Allison Jones from Inside Soap called Moira "mean spirited", "malicious" and the "sassy superior" of Liz. She also called Liz Moira's "minion" and questioned whether Moira would let Liz keep her job at the medical centre. The magazine later called Moira a "rude" receptionist. Sarah Ellis from the same magazine called Moira amazing and joked that Moira's friends "think she's less Pollock and more pillock", and added "We all know a Moira. (And if not, maybe we are the Moira!)" Ellis' colleague, Laura-Jayne Tyler, wrote that she could not get "enough" of Liz' bickering with "battleaxe" Moira and contributed it to being "absolute TV Gold". After Moira's 2017 exit, Daniel Kilkelly from Digital Spy questioned whether Moira and Colin would "go off into the sunset together". When Moira returned a few months later, Kilkelly wrote that Moira was "back to cause trouble at the medical centre" and called her return a "shock" after she had "walked off into the sunset with eccentric Colin". Kilkelly added that Moira had left the medical centre "in disgrace" and questioned whether Moira and Liz would ever be on friendly terms, adding, "Liz never got along with bossy Moira during their time working together – even after Moira insisted on moving in as her housemate". A writer from Inside Soap added that Moira had made a "big impression" on the street.

Discussing Steve and Moira's blind date, a writer from Soaplife wrote that Moira's "chilly personality" could turn "everyone's dinner cold!" The writer called the date a "disaster" and joked that Steve would reconsider his friendship with Dev after he set him up with Moira.

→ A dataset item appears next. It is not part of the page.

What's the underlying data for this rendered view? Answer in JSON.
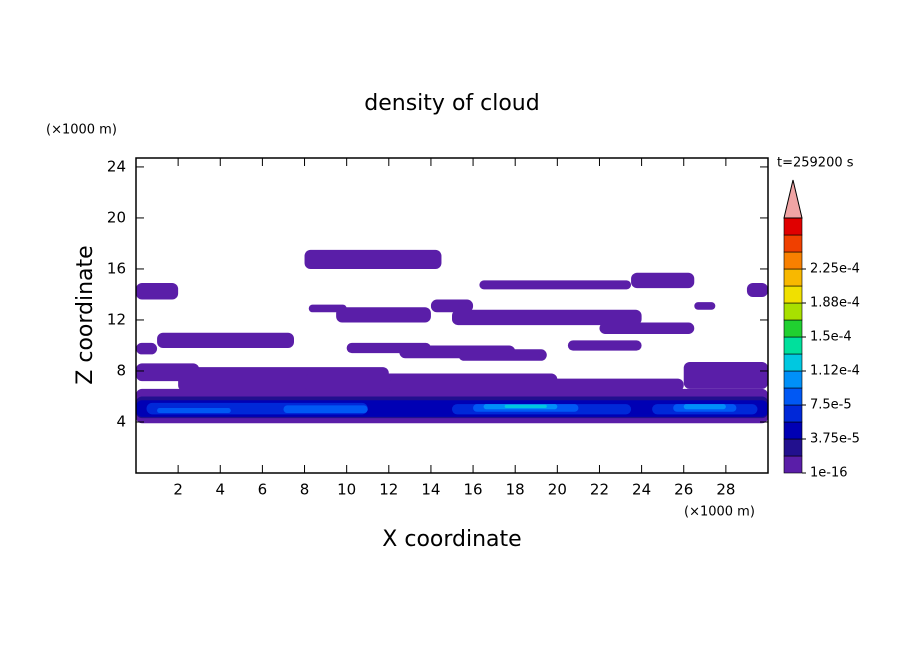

They also called her "Moira the misery". Hayley Minn from the Daily Mirror reported how viewers expressed on social media that they felt "severely affected" and "grossed out" by Moira and Colin's "shock" but "passionate" kiss. Minn called the two characters "oddball[s]" and wrote that "Corrie viewers found the scenes just as vile" as the other characters did, adding that nobody could "deal" with it. In 2018, when wondering how physic Rosemary Piper (Sophie Thompson) knew so much about other Weatherfield residents, Kerry Barrett from the same magazine speculated that Rosemary could be the one giving her the details as she is a "great one for gossip". In 2018, Beth Allcock from OK! wrote that Moira became an "instant fan hit" when she debuted in 2017 and believed that she was one of the most popular Coronation Street characters of 2018; she added that Patikas had impressed so much with her portrayal that she had been nominated for a British Soap Award and believed that the actress would make "viewers laugh for many episodes to come". Allcock's colleague, Alana Anderson, called Moira a "fiery redhead". In 2023, Alison Graves from OK! called the character a "medical busy body" and believe that her 2020 departure was "mysterious".